Seguindo esta linha de raciocínio, quando os trans-humanistas reconhecem na técnica
uma variante da evolução patrocinada pelos humanos, eles não estão equivocados. Todavia,
deixando-se encantar pelo caráter contingente da técnica moderna, acreditam não haver
limites para as suas realizações. Este é o motivo de ter sido apresentado nesta pesquisa, em
seu primeiro capítulo, o conceito de “modernidade técnica”, e ter reconhecido nesta a base
existencial para a formação do pensamento que se destaca em fenômenos como o trans-
humanismo. Isto significa que no tocante a uma Sociologia do conhecimento a modernidade
técnica oferece os determinantes históricos e sócio-culturais para o surgimento de
pensamentos como o trans-humanismo.
Todavia, conforme está sendo sustentado ao longo desta pesquisa, esta base existencial
secular oculta inconscientemente uma lógica religiosa que no caso do trans-humanismo acaba
por se manifestar como uma escatologia gnóstica. Sobre esta relação analógica entre
gnosticismo e trans-humanismo, exposta mais extensivamente aqui no último capítulo,
Hermínio Martins (2012, p.17) explica:
As correntes e tendências recentes numa variedade de áreas tecnológicas,
bem como as prolépticas pretensões e profecias de destacados estudiosos em
campos tais como a genética, a engenharia biológica e a inteligência
artificial, sustentam a tese de que estamos enfrentando atualmente uma
síndrome cultural a que Victor Ferkiss (1980) chamou “gnosticismo
tecnológico” (mas que poderia igualmente chamar-se “gnosticismo técnico-
científico”, dada a interpenetração da investigação científica e da invenção
técnica. De fato, os defensores destes projetos têm sido trabalhadores
identificados primariamente como “cientistas” e não como “tecnólogos”).
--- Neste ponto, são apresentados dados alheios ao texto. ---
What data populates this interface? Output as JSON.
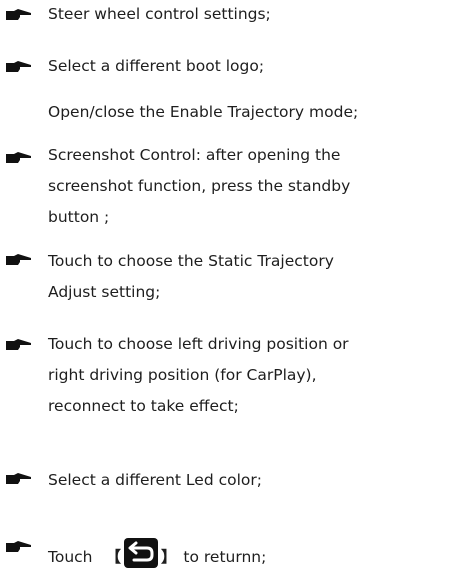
{
  "items": [
    {
      "lines": [
        "Steer wheel control settings;"
      ],
      "has_icon": true
    },
    {
      "lines": [
        "Select a different boot logo;"
      ],
      "has_icon": true
    },
    {
      "lines": [
        "Open/close the Enable Trajectory mode;"
      ],
      "has_icon": false
    },
    {
      "lines": [
        "Screenshot Control: after opening the",
        "screenshot function, press the standby",
        "button ;"
      ],
      "has_icon": true
    },
    {
      "lines": [
        "Touch to choose the Static Trajectory",
        "Adjust setting;"
      ],
      "has_icon": true
    },
    {
      "lines": [
        "Touch to choose left driving position or",
        "right driving position (for CarPlay),",
        "reconnect to take effect;"
      ],
      "has_icon": true
    },
    {
      "lines": [
        "Select a different Led color;"
      ],
      "has_icon": true
    }
  ],
  "last_item": {
    "before": "Touch",
    "bracket_open": "【",
    "icon": "return-arrow-icon",
    "bracket_close": "】",
    "after": "to returnn;"
  },
  "bullet_icon": "pointing-hand-icon"
}
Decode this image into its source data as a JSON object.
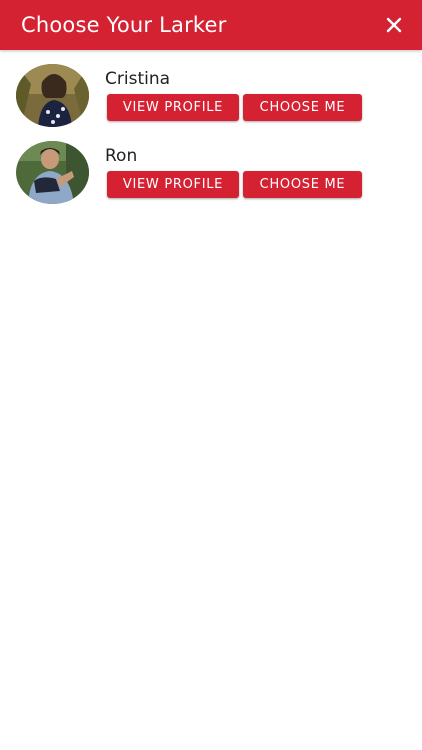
{
  "header": {
    "title": "Choose Your Larker",
    "close_icon": "close-icon"
  },
  "colors": {
    "accent": "#d42233",
    "text": "#222222",
    "background": "#ffffff"
  },
  "larkers": [
    {
      "name": "Cristina",
      "view_profile_label": "VIEW PROFILE",
      "choose_label": "CHOOSE ME"
    },
    {
      "name": "Ron",
      "view_profile_label": "VIEW PROFILE",
      "choose_label": "CHOOSE ME"
    }
  ]
}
A partir do citado acima, Hermínio Martins levanta um questionamento sobre a
aparente contradição entre gnosticismo e tecnologia. Na verdade, ocorre um paradoxo, para
utilizar um termo mais preciso. Isto porque é parte do gnosticismo o horror ao orgânico e a
repugnância pelo corpo, aversão pelo natural, e tecnologia implica manipulação do mundo
material, o que sugere que esta seja contra-gnóstica. Porém Martins (2012, p.18) objeta:
Todavia, pela expressão superficialmente paradoxal “gnosticismo
tecnológico” quer-se significar o casamento das realizações, projetos e
aspirações tecnológicas com os sonhos caracteristicamente gnósticos de se
transcender radicalmente a condição humana (e não simplesmente de a
melhorar e habilitar os seres humanos a triunfarem sobre forças naturais
hostis). Ultrapassar os parâmetros básicos da condição humana – a sua
finitude, contingência, mortalidade, corporalidade, animalidade, limitação
existencial – aparece como uma motivação e até como uma das legitimações
da tecnociência contemporânea, pelo menos em algumas áreas.
Esta objeção está em concordância com o já exposto nesta pesquisa, que há tendências
gnosticizantes na tecnociência contemporânea, embora esta não possa ser imputada
diretamente a correntes de pensamento gnósticas designáveis. Isto mesmo admitindo a forte
influência do gnosticismo sobre o pensamento no Ocidente, o que faz com que Martins (2012,
p.20) declare: “A constelação cultural que presidiu ao crescimento da ciência moderna
nascente incluiu contribuições gnósticas”. Como exemplos de contribuições gnósticas a
ciência moderna nascente, Martins menciona que entre as influências que modelaram o
desenvolvimento da ciência matemática-experimental e das cosmologias que o acompanham
acham-se a alquimia (como berçário de práticas experimentais, mas também, em certa
medida, das suas visões mais amplas, envolvendo o projeto de domesticação do tempo e a
aceleração dos processos naturais), a astrologia ou astro-biologia, o hermetismo, o
pitagorismo místico e os ensinamentos cabalísticos, bem como uma variedade de formas de
mágica natural ou espiritual.
E, por fim, mesmo reconhecendo que não é possível estabelecer relação causal entre a
tecnociência contemporânea e alguma corrente gnóstica, esta pesquisa compartilha da mesma
percepção que levou Martins (2012, p.21) a admitir: “Contudo, não deixa de ser curiosa a
circunstância que criou o que poderíamos chamar uma afinidade eletiva entre o espírito da
tecnociência moderna e o ethos deste gnosticismo mundano e imanentizado”.